J’entendis Thérence sortir doucement de sa loge, et j’en fis autant, une minute après. Je ne pouvais point m’accommoder la conscience de l’idée que cette belle jeunesse allait ainsi s’exposer toute seule aux dangers de la nuit, et que, par crainte pour moi-même, je ne ferais pas ce qui était en moi pour lui porter assistance. Les gens qu’elle allait trouver ne me paraissaient pas si commodes et si bons chrétiens qu’elle le disait, et d’ailleurs, ils n’étaient peut-être pas les seuls à battre les bois à cette heure. Notre danse avait attiré des gredots, et l’on sait que tous ceux qui demandent la charité ne la font pas aux autres quand l’occasion du mal leur est belle. Et puis, je ne sais pas pourquoi la figure rouge et luisante du frère carme, qui avait si bien fêté mon vin, me revenait en mémoire. Il m’avait semblé ne pas baisser souvent les yeux quand il passait auprès des filles, et je ne savais point ce qu’il était devenu dans la bagarre.
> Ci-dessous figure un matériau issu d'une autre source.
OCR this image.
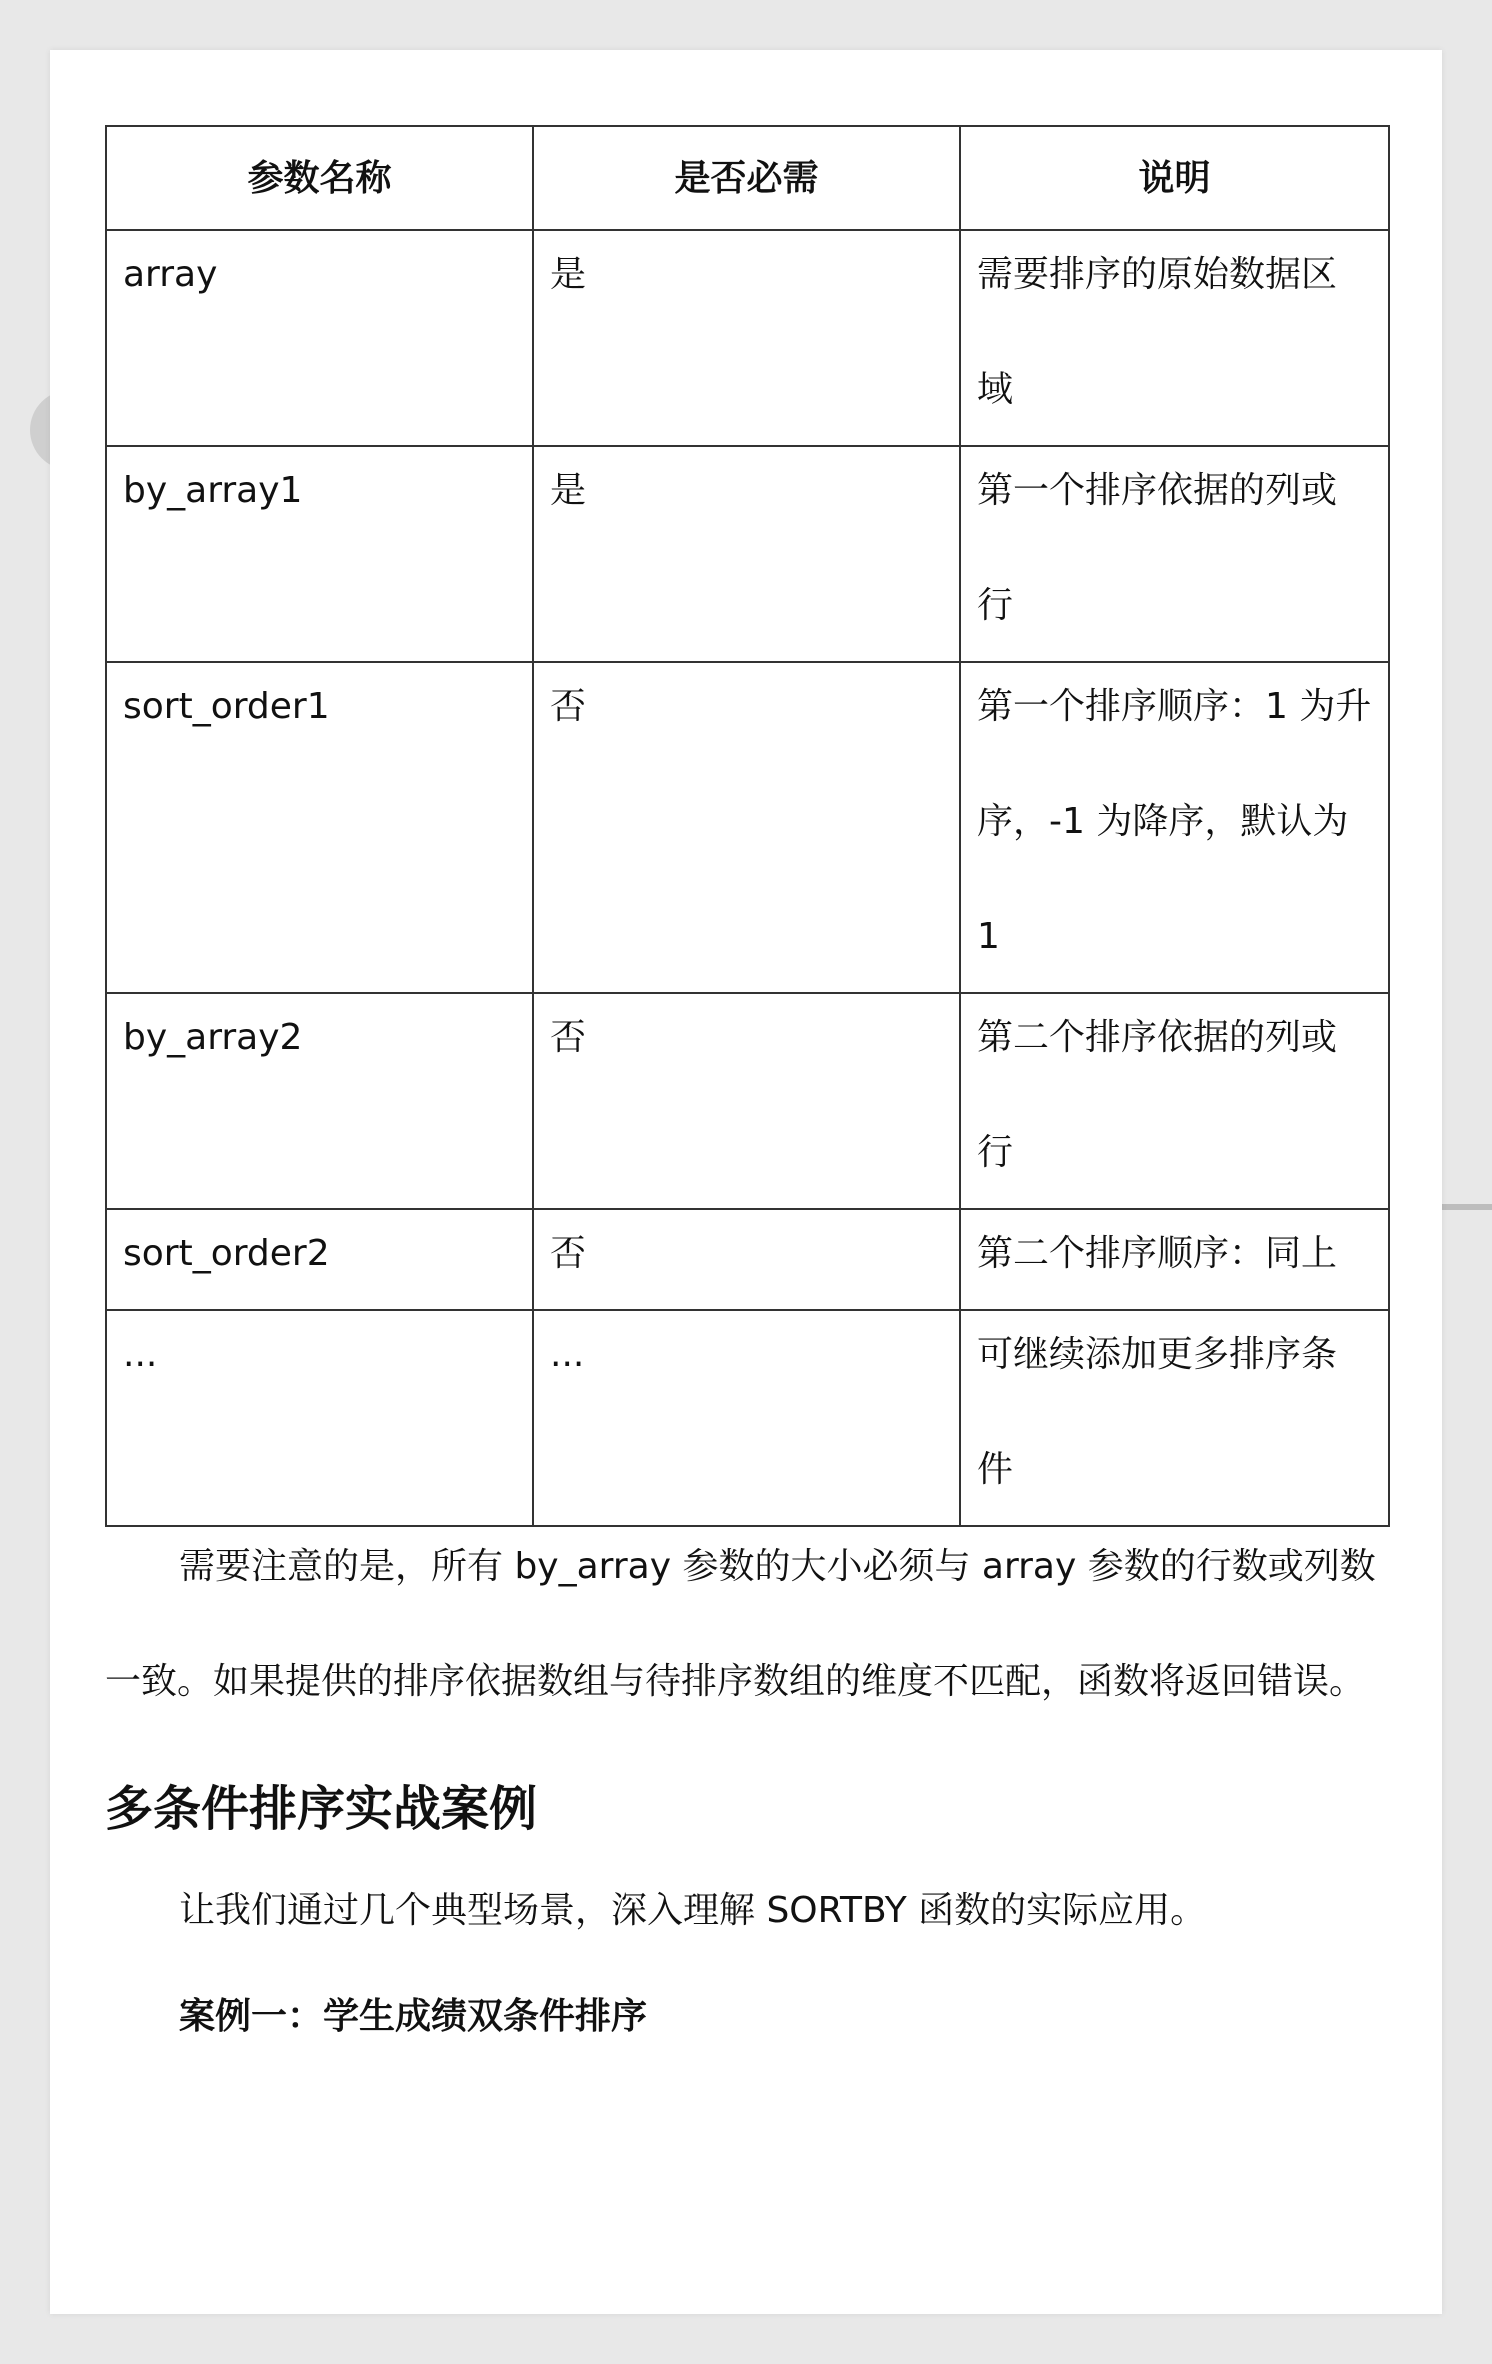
参数名称	是否必需	说明

array	是	需要排序的原始数据区域

by_array1	是	第一个排序依据的列或行

sort_order1	否	第一个排序顺序：1 为升序，-1 为降序，默认为 1

by_array2	否	第二个排序依据的列或行

sort_order2	否	第二个排序顺序：同上

...	...	可继续添加更多排序条件

需要注意的是，所有 by_array 参数的大小必须与 array 参数的行数或列数一致。如果提供的排序依据数组与待排序数组的维度不匹配，函数将返回错误。

多条件排序实战案例

让我们通过几个典型场景，深入理解 SORTBY 函数的实际应用。

案例一：学生成绩双条件排序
Mais comme Thérence avait témoigné à Brulette ne vouloir point de ma compagnie pour aller trouver les muletiers, souhaitant ne pas lui déplaire, je me déterminai de la suivre à portée de l’ouïe, sans me montrer à elle, si elle n’avait pas occasion de crier à l’aide. À cette fin, je lui laissai donc prendre environ une minute d’avance, mais pas davantage, encore que j’eusse aimé à tranquilliser Brulette en lui disant mon dessein ; j’aurais craint de me retarder et de perdre la piste de la belle des bois.